The Guardian online covers Arabic media reports that Israeli jets carried out a strike near the Syrian capital of Damascus early yesterday morning. Israel has not confirmed this, but has previously admitted to carrying out targeted strikes to prevent “red lines” being crossed, such as the transfer of advanced weaponry to Hezbollah in neighbouring Lebanon.

An editorial in the Times says that there is a “real danger” that Hezbollah and Iraqi Shia militias, who are fighting alongside President Assad’s forces, “will embark on a round of blood-letting” as they battle rebel forces in eastern Aleppo. The Guardian reports that Assad’s forces are making gains in the city, aided by Hezbollah and others and that “hundreds of men have been rounded up and disappeared”.

The online editions of the Guardian, Telegraph, Times as well as the Independent all cover comments made by the United Nations’ humanitarian affairs chief, Stephen O’Brien, who warned that eastern Aleppo is becoming “one giant graveyard”.
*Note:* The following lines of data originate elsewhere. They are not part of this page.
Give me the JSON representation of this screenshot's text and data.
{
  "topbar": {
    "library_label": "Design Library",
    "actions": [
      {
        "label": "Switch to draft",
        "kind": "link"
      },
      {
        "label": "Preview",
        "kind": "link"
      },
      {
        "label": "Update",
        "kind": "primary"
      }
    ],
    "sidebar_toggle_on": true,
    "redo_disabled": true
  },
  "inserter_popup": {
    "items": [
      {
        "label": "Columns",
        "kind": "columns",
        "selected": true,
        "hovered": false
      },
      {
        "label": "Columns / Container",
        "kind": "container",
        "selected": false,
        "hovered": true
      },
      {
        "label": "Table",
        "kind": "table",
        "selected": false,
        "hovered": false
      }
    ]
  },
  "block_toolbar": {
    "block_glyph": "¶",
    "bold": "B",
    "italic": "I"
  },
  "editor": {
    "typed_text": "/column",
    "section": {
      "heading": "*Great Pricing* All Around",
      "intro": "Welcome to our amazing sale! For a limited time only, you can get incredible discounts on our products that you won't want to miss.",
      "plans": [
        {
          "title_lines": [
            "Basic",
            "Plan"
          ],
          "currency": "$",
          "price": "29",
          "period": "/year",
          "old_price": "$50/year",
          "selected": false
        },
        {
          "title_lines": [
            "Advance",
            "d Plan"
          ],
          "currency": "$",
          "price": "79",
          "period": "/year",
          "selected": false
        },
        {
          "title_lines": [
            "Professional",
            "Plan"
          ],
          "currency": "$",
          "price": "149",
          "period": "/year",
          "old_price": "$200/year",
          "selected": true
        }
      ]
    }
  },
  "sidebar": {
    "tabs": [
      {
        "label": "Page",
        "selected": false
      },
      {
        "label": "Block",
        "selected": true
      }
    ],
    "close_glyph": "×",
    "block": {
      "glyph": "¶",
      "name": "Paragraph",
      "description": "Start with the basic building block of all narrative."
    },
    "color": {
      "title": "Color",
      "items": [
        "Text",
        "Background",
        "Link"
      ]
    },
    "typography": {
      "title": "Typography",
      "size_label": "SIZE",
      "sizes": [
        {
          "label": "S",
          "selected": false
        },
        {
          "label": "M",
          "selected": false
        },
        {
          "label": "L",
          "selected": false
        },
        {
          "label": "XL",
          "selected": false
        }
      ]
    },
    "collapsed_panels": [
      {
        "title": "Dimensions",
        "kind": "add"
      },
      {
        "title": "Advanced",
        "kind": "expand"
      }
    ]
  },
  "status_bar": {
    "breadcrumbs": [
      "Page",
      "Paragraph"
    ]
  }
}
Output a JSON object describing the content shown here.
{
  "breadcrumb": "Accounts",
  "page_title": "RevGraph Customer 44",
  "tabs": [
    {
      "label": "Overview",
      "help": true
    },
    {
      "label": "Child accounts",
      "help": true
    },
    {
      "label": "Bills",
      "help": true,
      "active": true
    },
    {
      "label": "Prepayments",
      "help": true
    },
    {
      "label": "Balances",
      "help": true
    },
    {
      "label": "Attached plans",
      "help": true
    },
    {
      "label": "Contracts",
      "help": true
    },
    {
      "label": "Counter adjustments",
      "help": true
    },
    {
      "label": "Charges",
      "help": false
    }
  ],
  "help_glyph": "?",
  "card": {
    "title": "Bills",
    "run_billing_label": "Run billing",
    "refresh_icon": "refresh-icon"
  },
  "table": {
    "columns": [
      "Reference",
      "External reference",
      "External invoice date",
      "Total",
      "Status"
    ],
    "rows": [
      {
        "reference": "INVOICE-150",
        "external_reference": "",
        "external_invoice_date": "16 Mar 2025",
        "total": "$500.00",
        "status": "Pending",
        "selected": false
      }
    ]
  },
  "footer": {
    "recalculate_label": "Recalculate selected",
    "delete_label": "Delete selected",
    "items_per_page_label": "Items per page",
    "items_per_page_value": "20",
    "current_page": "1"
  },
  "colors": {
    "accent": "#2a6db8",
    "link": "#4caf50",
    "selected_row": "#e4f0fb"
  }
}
The Guardian, Daily Mail, Metro, the i and the Evening Standard all report comments made by outgoing CIA Director John Brennan, who told BBC Radio Four’s Today programme that it would be “disastrous” should Donald Trump make good on his pledge to abandon the Iran nuclear deal. Brennan described it as the “height of folly”.

Writing on the Telegraph online, former US presidential advisor Dennis Ross says that if Trump is to show that he is serious about defeating ISIS, then he must “shun Iran” and keep Sunni allies onside. Ross was in London yesterday to attend the BICOM-Jewish News 2016 policy conference.

The Financial Times reports that Coca Cola has opened its first bottling plant in the Gaza Strip, which will provide 120 direct jobs and ten times that number indirectly. The article describes the move as “a rare foreign manufacturing investment” in the Gaza Strip.

The Times, Daily Mail and the Evening Standard all report that Israeli billionaire Teddy Sagi has sold one third of his shares in Playtech, the online gaming software company which he founded. Sagi will apparently use the cash, worth around £330m to diversify his portfolio. He already owns significant prime London real estate including Camden Market.

In the Israeli media, Maariv and Israel Hayom both lead with the apparent Israeli airstrike on targets near Damascus early yesterday morning. Writing in Maariv, Yossi Melman suggests that if responsible, Israel must have had an “exceptional reason” to carry out the operation, given that “in the final analysis, Russia is allied to the Assad regime and any attack on it is an indirect attack on Moscow or on Russia’s goal of shoring up Assad’s regime”.

Maariv says that there is a “coalition crisis” over the refusal of Moshe Kahlon’s Kulanu Party to back the regulation bill, which would retroactively legalise West Bank outposts, including Amona, which is set to be evacuated on court order later this month. Kulanu’s stance led to Jewish Home to threaten to break coalition discipline, leading to the postponement of a Knesset vote on another controversial bill over the amplified call to prayer at mosques.

The top story in Yediot Ahronot, which is also covered prominently in Maariv, is the plea bargain reached between state prosecutors and senior IDF figure, Brig. Gen. Ofek Buchris, who has agreed to admit his guilt over some sexual offences towards females under his command, with charges of rape being dropped against him. The newspapers and Israel Radio news all say that the female officer who accused him of rape, will oppose the plea bargain unless Buchris takes responsibility for his actions.

Yediot Ahronot, Maariv, Israel Hayom and Israel Radio all report that an unnamed former-senior official in Prime Minister Benjamin Netanyahu’s office has been placed under house arrest, as he is suspected of sexual assault.